By Zoe Tillman
Thursday, August 12, 2010; PG16
Standing in a classroom awash in natural light from large windows, Pearl Harmon, principal of Barack Obama Elementary School, rattles off features of the new Upper Marlboro school's environmentally sustainable design.
Low-flow sinks and toilets. Desks built using recycled materials. More than 144 geothermal pumps that use recycled water to keep the building at a temperature of 72 degrees.
But Harmon, 38, is quick to add that despite the bells and whistles of the $18 million building, her attention is focused on academic performance.
"It's all about being transparent and honest about the student population entrusted to us . . . not placing blame, not looking for excuses," she said.
Obama Elementary, which was built next door to Dr. Henry A. Wise Jr. High School, will welcome about 725 students; the school has the capacity to hold 792 students, which will include those from Upper Marlboro area families who previously attended Arrowhead, Marlton, Melwood, Patuxent and Perrywood elementary schools.
Harmon, a native of Liberia who is pursuing a doctorate in education administration, is the former principal of Berkshire Elementary School in District Heights, which closed a year ago as part of the countywide school consolidation plan. Prior to coming to Berkshire as principal in 2003, she served as an assistant principal at Gladys N. Spellman Elementary in Cheverly and as a teacher at Ridgecrest Elementary School in Hyattsville.
When Berkshire closed, she chose the principal job at Obama Elementary because it offered a rare opportunity to create a school's environment from scratch, she said. She wants to offer teachers regular professional development opportunities and use the building's sustainable design to help students develop environmentally friendly habits at an early age.
"From the onset, we're establishing what we want and what we believe," she said.
All teachers and staff members have been hired -- the majority from within the county school system -- and the building will be fully operational by the first day of school, Aug. 23, Harmon said. The new staff includes Tiffany Doster, who was named Prince George's County Teacher of the Year in June.

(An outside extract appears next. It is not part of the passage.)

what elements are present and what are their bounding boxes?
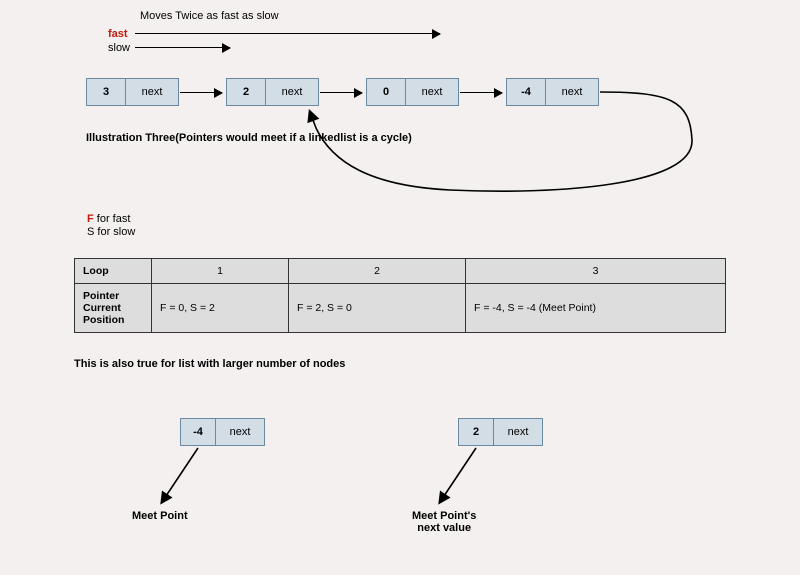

Upper Marlboro resident Joan Ogburn-Hyson, who has three children entering Obama Elementary and is one of several parents volunteering to start the PTA, said she was impressed by the test scores at Berkshire Elementary while Harmon was principal and by positive reviews she heard from Berkshire parents. Before it closed, Berkshire had made Adequate Yearly Progress -- a standardized testing benchmark required by the federal No Child Left Behind Act -- since 2007.
"I think she'll be a very involved principal," Ogburn-Hyson said of Harmon. However, Ogburn-Hyson added that, given the interest in the school, she is worried about large class sizes, even though the projected student body is below the school's capacity.
Upper Marlboro resident Ronald Cobbs, whose 8-year-old daughter, Sydney Cobbs, will start third grade at Obama Elementary this year, said he toured the building earlier in the year and was impressed by the high-tech classrooms. His daughter previously attended Patuxent Elementary School.
It's too early to judge the administrative and teaching staff, Cobbs said, but after meeting Harmon earlier, he said, "She certainly seems to be very focused on the children."
As for the school's namesake, Harmon said she hopes students are inspired by President Obama's achievements. She said she sent the White House an invitation for Obama to visit the school and is waiting for a response.